Rebecca Bryant's picture

Datasets are an important output and resource for researchers of all disciplines.  For the community to effectively access and re-use datasets, an understanding of data storage and attribution is fundamental. From that understanding flows the development and use of standard data exchange protocols. How are ORCID identifers being embedded into data respository workflows? In addition to a number of recent integrations by figshare, ANDS, and ODIN, Dryad is starting work to pilot use of ORCID identifiers in DSpace, discussed at the OAI8 DSpace User Meeting hosted by @mire.

Data storage options

Researchers today have numerous options for storing their data. Some research universities support data management activities, including the publication and archival of data through an institutional data repository; this activity is supplemented by Dryad, which provides open source resources on the DSpace platform to archive data sets associated with research publications integrated into the manuscript submission and review process. National organizations like the Australian National Data Service (ANDS) provide an environment for the publication, archival, discovery, and reuse of research data. Community platforms like figshare make it easier than ever for individuals, scholarly societies, publishers, research institutions, and funding agencies to promote data preservation and reuse, by capturing a wide variety of research objects including figures, tables, spreadsheets, and flat files.

Dataset attribution

It is becoming increasingly possible to manage attribution with the assignment of DOIs to data sets. Each of the organizations mentioned above not only serve as data repositories, but through collaboration with DataCite, they also assign and manage DOIs for research objects. DOIs have been used for the identification and citation of journal publications for about a decade, and the assignment of DOIs for datasets signals the increasing acceptance of research data as an essential—and legitimate—part of the research record. But there is still the challenge of connecting datasets with the people who have created them and who are re-using them.

That’s where ORCID comes in. As dataset DOIs have been growing, so has the number of researchers who are registering for ORCID identifiers. It’s exciting to see these connections growing.  As an ORCID launch partner, figshare has been supporting the registration of data depositors since ORCID opened the registry in October 2012. Recently, figshare launched an enhanced ORCID integration that incorporates OAuth authentication and allows users to exchange dataset metadata between figshare and ORCID.  Both ANDS and Dryad are also planning to implement ORCID registration and authenticated identifer exchange at the time of dataset deposition.

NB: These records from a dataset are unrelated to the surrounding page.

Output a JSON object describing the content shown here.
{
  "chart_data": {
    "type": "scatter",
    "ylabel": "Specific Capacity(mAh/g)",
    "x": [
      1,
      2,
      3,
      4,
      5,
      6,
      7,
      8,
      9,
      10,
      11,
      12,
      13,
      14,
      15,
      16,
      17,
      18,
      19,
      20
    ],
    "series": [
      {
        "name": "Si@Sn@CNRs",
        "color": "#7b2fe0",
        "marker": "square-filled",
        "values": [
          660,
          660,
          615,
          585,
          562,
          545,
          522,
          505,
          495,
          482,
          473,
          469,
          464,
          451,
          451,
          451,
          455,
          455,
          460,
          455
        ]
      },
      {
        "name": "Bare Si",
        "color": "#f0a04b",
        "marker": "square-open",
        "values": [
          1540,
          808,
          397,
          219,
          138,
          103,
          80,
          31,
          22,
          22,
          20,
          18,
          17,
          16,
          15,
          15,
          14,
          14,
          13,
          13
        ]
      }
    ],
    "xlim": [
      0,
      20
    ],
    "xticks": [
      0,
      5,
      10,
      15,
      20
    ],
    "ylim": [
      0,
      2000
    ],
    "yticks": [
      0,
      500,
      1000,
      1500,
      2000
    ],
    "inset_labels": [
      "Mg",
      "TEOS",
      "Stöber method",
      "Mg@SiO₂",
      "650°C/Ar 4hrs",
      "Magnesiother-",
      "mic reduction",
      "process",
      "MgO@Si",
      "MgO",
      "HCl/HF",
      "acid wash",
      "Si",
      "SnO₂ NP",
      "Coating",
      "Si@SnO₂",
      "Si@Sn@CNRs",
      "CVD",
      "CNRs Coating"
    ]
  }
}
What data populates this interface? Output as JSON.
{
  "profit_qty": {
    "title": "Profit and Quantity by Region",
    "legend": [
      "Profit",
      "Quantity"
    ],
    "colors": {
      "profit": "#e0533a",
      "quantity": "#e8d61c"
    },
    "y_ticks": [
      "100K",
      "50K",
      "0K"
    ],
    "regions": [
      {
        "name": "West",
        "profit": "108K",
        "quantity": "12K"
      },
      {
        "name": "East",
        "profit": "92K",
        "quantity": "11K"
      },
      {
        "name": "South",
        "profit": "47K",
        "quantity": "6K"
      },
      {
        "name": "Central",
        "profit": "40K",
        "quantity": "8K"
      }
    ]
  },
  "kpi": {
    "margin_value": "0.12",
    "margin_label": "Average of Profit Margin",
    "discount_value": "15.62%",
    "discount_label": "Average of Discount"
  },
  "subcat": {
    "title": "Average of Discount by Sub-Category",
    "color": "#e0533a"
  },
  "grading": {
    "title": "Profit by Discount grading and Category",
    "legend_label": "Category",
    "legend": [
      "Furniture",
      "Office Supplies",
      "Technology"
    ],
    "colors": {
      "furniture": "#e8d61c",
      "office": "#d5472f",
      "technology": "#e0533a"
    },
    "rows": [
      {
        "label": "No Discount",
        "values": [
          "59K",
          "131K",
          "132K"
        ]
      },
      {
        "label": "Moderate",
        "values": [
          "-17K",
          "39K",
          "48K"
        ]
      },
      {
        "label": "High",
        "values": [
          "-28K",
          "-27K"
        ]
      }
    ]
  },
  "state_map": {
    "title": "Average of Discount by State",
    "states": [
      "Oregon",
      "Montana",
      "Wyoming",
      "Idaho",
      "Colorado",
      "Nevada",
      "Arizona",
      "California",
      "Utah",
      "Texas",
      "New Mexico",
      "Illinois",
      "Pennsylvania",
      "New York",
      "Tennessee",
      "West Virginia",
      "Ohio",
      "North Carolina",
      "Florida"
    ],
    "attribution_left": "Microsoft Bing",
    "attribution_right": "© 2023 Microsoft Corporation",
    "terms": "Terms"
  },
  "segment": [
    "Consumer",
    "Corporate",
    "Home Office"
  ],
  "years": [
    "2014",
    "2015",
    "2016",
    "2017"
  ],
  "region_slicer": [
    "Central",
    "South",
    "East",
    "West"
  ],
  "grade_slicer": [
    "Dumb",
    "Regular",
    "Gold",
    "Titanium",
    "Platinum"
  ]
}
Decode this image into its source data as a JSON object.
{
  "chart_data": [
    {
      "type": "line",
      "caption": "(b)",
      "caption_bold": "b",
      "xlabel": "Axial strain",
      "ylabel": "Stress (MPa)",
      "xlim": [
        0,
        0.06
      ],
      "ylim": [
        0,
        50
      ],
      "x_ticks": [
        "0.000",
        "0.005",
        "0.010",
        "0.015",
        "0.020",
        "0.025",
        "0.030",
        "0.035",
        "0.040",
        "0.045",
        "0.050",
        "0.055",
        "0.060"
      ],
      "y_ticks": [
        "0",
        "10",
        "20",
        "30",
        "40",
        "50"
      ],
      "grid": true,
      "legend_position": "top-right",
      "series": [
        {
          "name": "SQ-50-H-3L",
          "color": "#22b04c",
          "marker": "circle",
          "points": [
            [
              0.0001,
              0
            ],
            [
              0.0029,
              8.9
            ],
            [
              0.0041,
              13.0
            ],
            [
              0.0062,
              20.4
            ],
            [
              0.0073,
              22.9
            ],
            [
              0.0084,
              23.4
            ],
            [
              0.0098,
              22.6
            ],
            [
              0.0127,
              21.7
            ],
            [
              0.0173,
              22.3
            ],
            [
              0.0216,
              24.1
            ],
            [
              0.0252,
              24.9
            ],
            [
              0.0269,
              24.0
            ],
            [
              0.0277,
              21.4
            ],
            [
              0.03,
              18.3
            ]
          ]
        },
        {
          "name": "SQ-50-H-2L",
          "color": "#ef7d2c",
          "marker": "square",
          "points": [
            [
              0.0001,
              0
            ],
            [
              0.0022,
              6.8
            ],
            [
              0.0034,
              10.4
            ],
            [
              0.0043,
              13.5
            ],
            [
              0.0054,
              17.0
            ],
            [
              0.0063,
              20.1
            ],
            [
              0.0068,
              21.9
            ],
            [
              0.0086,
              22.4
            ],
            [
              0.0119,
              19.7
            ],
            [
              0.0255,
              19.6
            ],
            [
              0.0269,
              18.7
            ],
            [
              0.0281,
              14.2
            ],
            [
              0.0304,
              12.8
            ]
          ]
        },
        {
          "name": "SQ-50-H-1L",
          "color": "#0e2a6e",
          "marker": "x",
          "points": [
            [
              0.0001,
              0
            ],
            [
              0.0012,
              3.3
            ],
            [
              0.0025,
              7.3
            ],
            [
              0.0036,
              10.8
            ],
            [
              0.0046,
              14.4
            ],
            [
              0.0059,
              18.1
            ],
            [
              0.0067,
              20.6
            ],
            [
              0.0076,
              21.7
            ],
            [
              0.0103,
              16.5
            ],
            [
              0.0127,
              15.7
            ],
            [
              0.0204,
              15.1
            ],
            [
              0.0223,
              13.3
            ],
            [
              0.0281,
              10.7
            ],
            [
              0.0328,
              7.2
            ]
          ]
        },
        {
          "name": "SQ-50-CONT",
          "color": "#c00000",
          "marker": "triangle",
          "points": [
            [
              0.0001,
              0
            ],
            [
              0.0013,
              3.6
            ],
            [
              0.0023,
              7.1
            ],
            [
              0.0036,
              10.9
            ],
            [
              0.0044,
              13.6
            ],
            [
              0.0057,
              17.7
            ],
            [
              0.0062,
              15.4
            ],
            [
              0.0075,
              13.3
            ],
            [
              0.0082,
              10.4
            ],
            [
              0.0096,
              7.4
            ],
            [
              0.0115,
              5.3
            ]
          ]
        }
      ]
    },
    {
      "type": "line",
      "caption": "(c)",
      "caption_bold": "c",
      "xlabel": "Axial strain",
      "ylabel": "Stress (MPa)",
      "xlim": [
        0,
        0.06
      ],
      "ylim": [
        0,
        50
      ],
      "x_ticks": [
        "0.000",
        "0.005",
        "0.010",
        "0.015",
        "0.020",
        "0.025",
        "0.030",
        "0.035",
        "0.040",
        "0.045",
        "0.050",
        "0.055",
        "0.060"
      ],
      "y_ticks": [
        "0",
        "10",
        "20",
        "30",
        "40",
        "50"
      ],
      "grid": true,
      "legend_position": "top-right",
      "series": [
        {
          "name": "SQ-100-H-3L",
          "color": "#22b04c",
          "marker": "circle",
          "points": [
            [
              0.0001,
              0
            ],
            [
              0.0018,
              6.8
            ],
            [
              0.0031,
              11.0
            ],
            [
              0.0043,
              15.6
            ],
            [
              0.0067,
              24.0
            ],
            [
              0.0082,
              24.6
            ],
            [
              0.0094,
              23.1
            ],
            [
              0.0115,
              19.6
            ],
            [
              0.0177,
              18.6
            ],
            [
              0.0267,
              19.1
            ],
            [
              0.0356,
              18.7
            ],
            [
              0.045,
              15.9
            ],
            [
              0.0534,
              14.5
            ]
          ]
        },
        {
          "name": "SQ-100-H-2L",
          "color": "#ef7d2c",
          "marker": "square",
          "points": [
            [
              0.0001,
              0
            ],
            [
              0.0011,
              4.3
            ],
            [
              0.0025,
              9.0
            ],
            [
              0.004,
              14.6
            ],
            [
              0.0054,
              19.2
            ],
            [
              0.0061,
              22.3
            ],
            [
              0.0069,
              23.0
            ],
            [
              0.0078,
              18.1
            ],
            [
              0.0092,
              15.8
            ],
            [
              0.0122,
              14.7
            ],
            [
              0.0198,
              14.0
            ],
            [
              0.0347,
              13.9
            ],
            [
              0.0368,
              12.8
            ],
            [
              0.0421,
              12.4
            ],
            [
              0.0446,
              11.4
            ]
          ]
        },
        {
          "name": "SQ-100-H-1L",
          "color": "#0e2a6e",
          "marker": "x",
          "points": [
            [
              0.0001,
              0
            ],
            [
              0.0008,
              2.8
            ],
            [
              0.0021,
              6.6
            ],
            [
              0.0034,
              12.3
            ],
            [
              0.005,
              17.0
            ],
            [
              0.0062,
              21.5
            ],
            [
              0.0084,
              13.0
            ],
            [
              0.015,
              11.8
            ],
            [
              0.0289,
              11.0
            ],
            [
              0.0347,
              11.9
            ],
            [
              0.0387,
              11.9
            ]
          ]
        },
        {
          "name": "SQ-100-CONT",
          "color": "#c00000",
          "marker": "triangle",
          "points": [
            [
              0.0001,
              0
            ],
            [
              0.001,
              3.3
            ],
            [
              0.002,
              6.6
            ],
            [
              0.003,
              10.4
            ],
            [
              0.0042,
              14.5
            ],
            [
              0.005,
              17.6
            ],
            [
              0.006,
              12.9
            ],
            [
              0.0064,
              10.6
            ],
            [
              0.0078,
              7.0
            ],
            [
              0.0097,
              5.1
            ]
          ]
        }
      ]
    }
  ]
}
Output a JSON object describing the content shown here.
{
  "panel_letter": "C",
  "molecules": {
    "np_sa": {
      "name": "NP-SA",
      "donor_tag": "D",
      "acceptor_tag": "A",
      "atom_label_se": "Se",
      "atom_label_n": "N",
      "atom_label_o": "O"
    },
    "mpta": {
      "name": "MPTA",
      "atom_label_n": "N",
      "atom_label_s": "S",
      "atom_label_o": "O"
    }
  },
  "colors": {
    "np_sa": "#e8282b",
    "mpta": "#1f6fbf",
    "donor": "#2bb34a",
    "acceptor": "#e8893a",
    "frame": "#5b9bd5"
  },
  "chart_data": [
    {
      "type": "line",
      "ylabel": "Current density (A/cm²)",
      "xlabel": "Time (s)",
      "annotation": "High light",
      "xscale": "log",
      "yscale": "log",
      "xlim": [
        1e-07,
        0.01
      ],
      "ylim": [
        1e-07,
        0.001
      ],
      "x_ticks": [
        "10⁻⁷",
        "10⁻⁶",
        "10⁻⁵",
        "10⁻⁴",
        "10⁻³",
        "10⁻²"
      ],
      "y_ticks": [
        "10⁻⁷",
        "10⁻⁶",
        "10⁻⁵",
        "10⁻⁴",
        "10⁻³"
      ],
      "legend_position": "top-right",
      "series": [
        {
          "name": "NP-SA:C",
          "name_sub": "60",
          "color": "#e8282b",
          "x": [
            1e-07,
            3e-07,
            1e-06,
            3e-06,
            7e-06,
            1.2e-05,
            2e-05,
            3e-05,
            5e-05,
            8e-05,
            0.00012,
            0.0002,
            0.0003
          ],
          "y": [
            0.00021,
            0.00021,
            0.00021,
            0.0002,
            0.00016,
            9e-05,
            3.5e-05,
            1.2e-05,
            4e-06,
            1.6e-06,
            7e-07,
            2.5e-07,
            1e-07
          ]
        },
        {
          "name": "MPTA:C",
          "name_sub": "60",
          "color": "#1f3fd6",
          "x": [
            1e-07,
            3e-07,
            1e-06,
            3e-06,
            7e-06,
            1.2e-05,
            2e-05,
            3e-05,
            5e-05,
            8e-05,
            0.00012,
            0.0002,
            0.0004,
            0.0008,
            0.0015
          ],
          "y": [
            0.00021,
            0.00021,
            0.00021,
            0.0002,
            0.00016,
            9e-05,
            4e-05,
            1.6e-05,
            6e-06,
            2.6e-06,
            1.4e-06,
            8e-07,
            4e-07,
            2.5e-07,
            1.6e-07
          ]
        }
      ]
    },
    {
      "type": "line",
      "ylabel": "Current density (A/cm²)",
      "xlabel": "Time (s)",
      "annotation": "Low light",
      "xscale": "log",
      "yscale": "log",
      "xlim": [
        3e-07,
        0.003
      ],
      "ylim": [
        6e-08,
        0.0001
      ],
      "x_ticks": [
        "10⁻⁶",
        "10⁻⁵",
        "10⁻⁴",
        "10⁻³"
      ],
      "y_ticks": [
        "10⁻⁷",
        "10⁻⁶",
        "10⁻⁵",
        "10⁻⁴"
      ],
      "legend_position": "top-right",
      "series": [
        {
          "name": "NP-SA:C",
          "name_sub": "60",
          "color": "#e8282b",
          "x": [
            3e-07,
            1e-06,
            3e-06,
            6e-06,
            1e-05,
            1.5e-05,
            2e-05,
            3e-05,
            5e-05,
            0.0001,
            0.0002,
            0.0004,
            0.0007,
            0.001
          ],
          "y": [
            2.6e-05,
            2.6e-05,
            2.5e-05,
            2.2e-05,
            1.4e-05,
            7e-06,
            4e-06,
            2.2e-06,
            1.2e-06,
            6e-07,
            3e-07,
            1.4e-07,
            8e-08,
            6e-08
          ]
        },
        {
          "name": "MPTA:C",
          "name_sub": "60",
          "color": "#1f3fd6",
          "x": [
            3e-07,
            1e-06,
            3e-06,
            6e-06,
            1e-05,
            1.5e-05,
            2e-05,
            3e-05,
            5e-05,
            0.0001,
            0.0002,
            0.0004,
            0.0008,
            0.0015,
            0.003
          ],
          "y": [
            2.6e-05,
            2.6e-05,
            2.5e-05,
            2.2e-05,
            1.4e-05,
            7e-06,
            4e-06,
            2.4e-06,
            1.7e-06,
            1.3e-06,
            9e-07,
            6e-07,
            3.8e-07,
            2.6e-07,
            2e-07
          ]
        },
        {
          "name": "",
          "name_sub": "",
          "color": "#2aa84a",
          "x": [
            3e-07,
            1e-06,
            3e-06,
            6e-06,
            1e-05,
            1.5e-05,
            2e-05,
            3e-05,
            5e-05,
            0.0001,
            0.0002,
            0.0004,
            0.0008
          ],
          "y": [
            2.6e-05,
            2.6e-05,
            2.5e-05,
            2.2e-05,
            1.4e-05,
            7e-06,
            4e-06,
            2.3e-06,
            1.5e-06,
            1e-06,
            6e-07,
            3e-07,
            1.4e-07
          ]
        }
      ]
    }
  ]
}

Interoperability and open source collaboration

ODIN, the ORCID and DataCite Interoperability Network, released a beta version of the DataCite / ORCID Integration Tool, enabling researchers to search DataCite and import metadata from objects with DataCite DOIs to their ORCID record. ODIN is a two-year European Commission-sponsored collaboration involving ORCID EU, DataCite, British Library, CERN, ANDS, Dryad, and Cornell University with the goal of using existing standards to link researchers and datasets.  To create this tool, ODIN built on code developed by CrossRef and made available as open source on Github, a collaborative development platform where ORCID open source code is also hosted. The source code for the tool itself is available at https://github.com/mfenner/cr-search. Gudmundur Thorisson, an ORCID EU participant on the ODIN project, provided a demo of the integration tool at ORCID Outreach Meeting, held in Oxford in May 2013. He remarked, "We were able to create a working prototype with less than a week of developer time. This speaks volumes about the advantages of the open source model which is increasingly being used by projects and organizations in this space."

 

ANDS is in the process of launching an end-to-end system that allows researchers to search the ANDS data repository, import works metadata to ORCID, and also push the ORCID identifier into the ANDS system to become a piece of the metadata associated with a dataset.

 

 

 

 

 

 

 

 

 

 

 

 

 

Another big opportunity for interoperability and attribution is in DSpace repositories. Dryad is currently developing use cases and a prototype ORCID integration, and will make code samples available via their open source repository. Their plans include associating data set submitters and co-authors with ORCID iDs and exposing these identifiers in the Dryad repository. As Todd Vision, Associate Professor at the University of North Carolina and ORCID Board member, explained at the OAI8 meeting, "Our goal with ORCID identifier integration is to transcend current data silos imposed by institutional identities, manual data entry, and name-string searches." Dryad use cases include a first pilot for the use of OAuth in the DSpace platform. This work has implications for institutional repositories around the world for attribution and managed access to datasets.